Portugal gastou 3,1% do PIB por cada ano de conflito
Os dois conflitos que Portugal travou no século XX – a Primeira Guerra Mundial e a Guerra Colonial – foram verdadeiras “bombas” orçamentais. Durante esses períodos, o Estado gastou mais em defesa do que com qualquer outra despesa pública.
Um novo estudo estima que Portugal gastou, em média, 21% do Orçamento do Estado em cada um dos 14 anos da Guerra Colonial (1961-1974), o que corresponde a 3,1% do PIB à época por cada ano. Segundo o autor, o economista Ricardo Ferraz, é a primeira vez que são feitas estimativas dos custos concretos das guerras que Portugal travou no século passado.
Para chegar a esta estimativa para a Guerra do Ultramar, o investigador do ISEG, a desenvolver um pós-doc na Universidade de Coimbra, considerou o “excedente” gasto face ao normal dos períodos sem conflitos. O mesmo exercício foi feito para a Primeira Guerra Mundial (1914-1918), que durou quatro anos.
Durante os dois conflitos, a despesa militar atingiu “valores-recorde”: somando as duas guerras, o custo ascendeu a 26,5 mil milhões de euros a preços correntes, o que corresponde a 13,2% do PIB de 2018.
“Deste montante, 82% terá sido gasto com a Guerra Colonial (10,8% do PIB) e 18% com a Grande Guerra (2,4% do PIB)”, refere o “paper” publicado este mês pelo Gabinete de Estratégia e Estudos do Ministério da Economia.

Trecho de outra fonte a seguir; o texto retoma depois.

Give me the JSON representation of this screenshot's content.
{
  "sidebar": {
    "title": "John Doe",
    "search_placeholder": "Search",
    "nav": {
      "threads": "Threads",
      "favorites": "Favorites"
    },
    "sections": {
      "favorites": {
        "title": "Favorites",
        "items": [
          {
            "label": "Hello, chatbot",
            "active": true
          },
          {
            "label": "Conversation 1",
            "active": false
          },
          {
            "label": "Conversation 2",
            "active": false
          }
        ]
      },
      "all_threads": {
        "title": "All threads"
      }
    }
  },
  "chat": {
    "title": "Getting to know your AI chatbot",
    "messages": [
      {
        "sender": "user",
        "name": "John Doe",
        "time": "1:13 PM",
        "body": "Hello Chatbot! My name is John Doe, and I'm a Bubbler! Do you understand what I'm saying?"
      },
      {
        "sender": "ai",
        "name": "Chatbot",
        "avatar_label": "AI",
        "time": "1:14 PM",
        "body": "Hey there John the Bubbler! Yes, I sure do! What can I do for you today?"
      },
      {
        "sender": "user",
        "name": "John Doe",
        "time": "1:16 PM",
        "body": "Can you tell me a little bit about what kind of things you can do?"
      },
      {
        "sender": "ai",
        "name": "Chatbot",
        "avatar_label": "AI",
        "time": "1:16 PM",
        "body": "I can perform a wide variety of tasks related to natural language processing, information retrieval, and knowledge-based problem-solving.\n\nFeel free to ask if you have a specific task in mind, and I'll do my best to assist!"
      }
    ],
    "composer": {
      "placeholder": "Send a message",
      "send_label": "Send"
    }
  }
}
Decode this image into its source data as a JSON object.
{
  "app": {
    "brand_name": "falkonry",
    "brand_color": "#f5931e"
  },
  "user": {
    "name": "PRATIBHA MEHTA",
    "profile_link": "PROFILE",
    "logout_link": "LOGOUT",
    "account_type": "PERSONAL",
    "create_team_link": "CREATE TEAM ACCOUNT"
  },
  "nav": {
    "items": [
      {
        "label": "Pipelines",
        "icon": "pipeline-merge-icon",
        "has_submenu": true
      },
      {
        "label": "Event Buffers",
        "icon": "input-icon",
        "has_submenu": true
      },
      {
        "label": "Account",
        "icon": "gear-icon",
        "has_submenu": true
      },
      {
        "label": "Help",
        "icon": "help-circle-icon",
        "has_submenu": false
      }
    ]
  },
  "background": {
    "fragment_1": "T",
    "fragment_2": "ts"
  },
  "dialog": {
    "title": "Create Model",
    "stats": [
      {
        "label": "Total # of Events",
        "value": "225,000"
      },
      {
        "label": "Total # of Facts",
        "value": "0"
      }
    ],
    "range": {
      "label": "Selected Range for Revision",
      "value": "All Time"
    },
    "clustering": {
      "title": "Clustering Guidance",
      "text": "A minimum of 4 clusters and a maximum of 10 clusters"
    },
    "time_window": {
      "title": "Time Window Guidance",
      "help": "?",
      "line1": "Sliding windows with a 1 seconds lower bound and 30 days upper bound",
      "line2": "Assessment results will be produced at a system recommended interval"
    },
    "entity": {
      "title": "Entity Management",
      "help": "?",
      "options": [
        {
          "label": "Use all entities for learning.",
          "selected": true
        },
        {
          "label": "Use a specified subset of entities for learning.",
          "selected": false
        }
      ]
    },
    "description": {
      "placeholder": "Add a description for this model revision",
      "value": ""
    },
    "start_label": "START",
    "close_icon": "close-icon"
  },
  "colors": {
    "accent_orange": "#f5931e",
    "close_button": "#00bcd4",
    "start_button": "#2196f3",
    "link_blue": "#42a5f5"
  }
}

Tal corresponde a 21,8 mil milhões de euros para a Guerra Colonial (1,6 mil milhões por ano) e a 4,8 mil milhões para a Primeira Guerra Mundial (1,4 mil milhões por ano).
Contudo, o autor faz questão de frisar que, “apesar de todo o cuidado e rigor científico incutido na elaboração deste estudo, dever-se-á sempre ter em conta que estamos perante estimativas e não valores
oficiais”. Certo é que, tendo em conta estas estimativas, durante grande parte do século XX, as despesas militares (as normais e as das guerras) pesaram mais no orçamento público do que os gastos com o desenvolvimento económico, a educação, os juros da dívida pública ou a saúde (ver gráfico). “Nos períodos de beligerância, os encargos militares significaram, em média, 40% do total da despesa”, assinala o autor.
“Bomba” orçamental
Numa altura em que o “peso” do Estado na economia era relativamente baixo face aos valores atuais, as despesas militares começam a ganhar maior relevância no arranque do século XX. Com a declaração de guerra à Alemanha em 1916, os custos militares disparam e atingem um pico de 8% do PIB em 1918, o que representou nessa altura mais de metade do orçamento público.
Entre a primeira guerra e a guerra colonial ainda decorreu a segunda guerra mundial, mas os gastos militares não aumentaram dado que Portugal manteve a sua neutralidade, não tendo participado diretamente no conflito.
Contudo, nesse período verifica-se uma tendência crescente dos gastos militares devido a um conjunto de fatores: o reforço de segurança do regime ditatorial a partir de 1926, a guerra civil de Espanha que levou ao reforço da defesa da fronteira nacional e a defesa de algumas regiões por causa da segunda guerra mundial, refere o “paper”.
Já durante a Guerra do Ultramar os custos militares anuais em percentagem do PIB foram menores do que durante a primeira guerra, mas a maior duração fez deste conflito uma “bomba” orçamental.
Em 1961, o primeiro ano do conflito, a despesa praticamente duplicou para 5% do PIB, tendo depois subido para 6%. Esse rácio viria a baixar novamente a partir de 1972 mas porque a economia cresceu a um ritmo superior ao das despesas com as forças militares “extraordinárias” no ultramar.
Só com o fim da guerra é que os gastos militares baixaram significativamente, mantendo-se à volta de 1% do PIB até aos dias de hoje.
Num futuro “paper”, o economista irá estimar o impacto destas despesas no crescimento do PIB.